Results: In two tumors, normal karyotypes (45,XX or 45,XY) were found. In another, there were translocations: t(X;1), t(X;2) and t(6;14). In the fourth, analysis revealed 46,XX/46,X,t(X;17)(p11.2;q25),t(1;12). Several features in this series differ from those reported in adults. In adults, RCC is more frequent in males, is usually nonpapillary, and is characterized cytogenetically by deletions or rearrangements in the short arm of chromosome 3. In contrast, in our series there was no male predominance and a higher proportion of papillary tumors.
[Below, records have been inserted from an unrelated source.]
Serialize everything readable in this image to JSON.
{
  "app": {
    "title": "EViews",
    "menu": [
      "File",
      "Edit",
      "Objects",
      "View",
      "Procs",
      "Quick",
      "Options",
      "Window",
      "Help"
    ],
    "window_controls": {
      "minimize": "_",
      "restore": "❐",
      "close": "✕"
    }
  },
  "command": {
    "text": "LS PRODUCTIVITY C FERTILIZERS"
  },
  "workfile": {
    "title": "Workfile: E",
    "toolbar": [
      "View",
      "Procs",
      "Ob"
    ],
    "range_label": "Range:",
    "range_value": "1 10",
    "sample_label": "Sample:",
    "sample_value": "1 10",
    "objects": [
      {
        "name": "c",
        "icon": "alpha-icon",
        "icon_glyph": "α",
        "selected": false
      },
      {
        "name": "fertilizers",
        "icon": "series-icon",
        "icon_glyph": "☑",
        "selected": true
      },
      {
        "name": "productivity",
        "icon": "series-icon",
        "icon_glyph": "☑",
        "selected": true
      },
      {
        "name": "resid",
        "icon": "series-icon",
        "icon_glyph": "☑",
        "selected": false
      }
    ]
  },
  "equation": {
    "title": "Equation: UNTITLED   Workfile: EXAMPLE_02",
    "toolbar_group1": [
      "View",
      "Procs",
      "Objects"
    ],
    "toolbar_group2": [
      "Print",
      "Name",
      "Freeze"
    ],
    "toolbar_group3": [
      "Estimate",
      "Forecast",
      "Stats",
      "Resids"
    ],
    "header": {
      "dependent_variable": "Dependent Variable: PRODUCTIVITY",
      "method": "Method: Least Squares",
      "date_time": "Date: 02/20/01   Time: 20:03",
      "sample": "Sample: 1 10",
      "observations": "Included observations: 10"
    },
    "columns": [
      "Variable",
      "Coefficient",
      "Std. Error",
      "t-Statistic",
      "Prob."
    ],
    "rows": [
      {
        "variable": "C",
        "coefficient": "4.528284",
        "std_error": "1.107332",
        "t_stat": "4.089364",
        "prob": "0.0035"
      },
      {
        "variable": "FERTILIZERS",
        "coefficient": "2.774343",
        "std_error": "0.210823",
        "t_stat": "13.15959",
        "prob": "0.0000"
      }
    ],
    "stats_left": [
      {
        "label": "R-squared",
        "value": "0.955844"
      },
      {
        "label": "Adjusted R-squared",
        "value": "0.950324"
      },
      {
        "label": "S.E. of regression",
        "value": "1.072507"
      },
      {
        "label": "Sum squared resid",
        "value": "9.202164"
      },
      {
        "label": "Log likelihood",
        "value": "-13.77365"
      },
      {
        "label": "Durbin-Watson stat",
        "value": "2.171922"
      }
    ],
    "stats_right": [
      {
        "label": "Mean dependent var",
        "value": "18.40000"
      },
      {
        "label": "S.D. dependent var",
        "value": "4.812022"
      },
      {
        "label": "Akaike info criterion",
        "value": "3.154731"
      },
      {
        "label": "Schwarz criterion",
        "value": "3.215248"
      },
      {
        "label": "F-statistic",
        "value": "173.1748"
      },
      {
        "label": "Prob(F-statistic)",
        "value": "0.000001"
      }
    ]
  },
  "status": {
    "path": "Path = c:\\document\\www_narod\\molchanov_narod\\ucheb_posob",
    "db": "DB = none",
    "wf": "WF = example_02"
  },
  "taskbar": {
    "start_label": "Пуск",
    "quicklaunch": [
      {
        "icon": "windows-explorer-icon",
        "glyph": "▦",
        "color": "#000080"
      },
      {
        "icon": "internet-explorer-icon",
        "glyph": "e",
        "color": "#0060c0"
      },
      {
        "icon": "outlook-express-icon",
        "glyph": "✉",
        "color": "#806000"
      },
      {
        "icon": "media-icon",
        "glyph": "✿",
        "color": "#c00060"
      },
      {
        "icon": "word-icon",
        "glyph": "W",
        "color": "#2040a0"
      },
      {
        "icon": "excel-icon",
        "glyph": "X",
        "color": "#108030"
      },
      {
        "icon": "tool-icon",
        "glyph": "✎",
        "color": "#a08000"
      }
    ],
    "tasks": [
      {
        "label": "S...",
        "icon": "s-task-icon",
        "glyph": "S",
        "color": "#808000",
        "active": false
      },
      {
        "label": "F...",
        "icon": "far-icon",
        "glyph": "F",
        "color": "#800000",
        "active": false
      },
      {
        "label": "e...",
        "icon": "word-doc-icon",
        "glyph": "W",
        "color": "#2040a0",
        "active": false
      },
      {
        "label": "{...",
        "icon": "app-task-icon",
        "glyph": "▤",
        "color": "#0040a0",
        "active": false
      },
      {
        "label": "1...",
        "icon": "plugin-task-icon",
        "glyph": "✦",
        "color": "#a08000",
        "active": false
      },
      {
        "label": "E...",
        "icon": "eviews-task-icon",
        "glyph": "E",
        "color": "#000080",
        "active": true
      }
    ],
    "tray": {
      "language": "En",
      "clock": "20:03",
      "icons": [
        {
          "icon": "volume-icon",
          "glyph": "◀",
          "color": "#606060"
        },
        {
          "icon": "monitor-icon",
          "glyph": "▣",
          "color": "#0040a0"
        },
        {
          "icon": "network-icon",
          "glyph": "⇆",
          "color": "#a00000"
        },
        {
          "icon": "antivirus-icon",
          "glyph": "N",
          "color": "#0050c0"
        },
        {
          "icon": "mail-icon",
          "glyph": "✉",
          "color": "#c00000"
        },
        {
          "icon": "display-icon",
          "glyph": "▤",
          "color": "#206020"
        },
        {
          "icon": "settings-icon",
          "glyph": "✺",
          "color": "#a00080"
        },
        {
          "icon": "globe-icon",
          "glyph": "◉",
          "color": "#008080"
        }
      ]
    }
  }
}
In addition, two of four cytogenetically analyzed tumors had translocations involving the X chromosome. Translocations involving the Xp11.2 locus have been infrequently reported in both adults and children with papillary RCC.
Conclusions: The higher frequency of papillary histology and the presence of translocations involving Xp.11.2 in two cases raise the possibility of a unique subtype of RCC in children.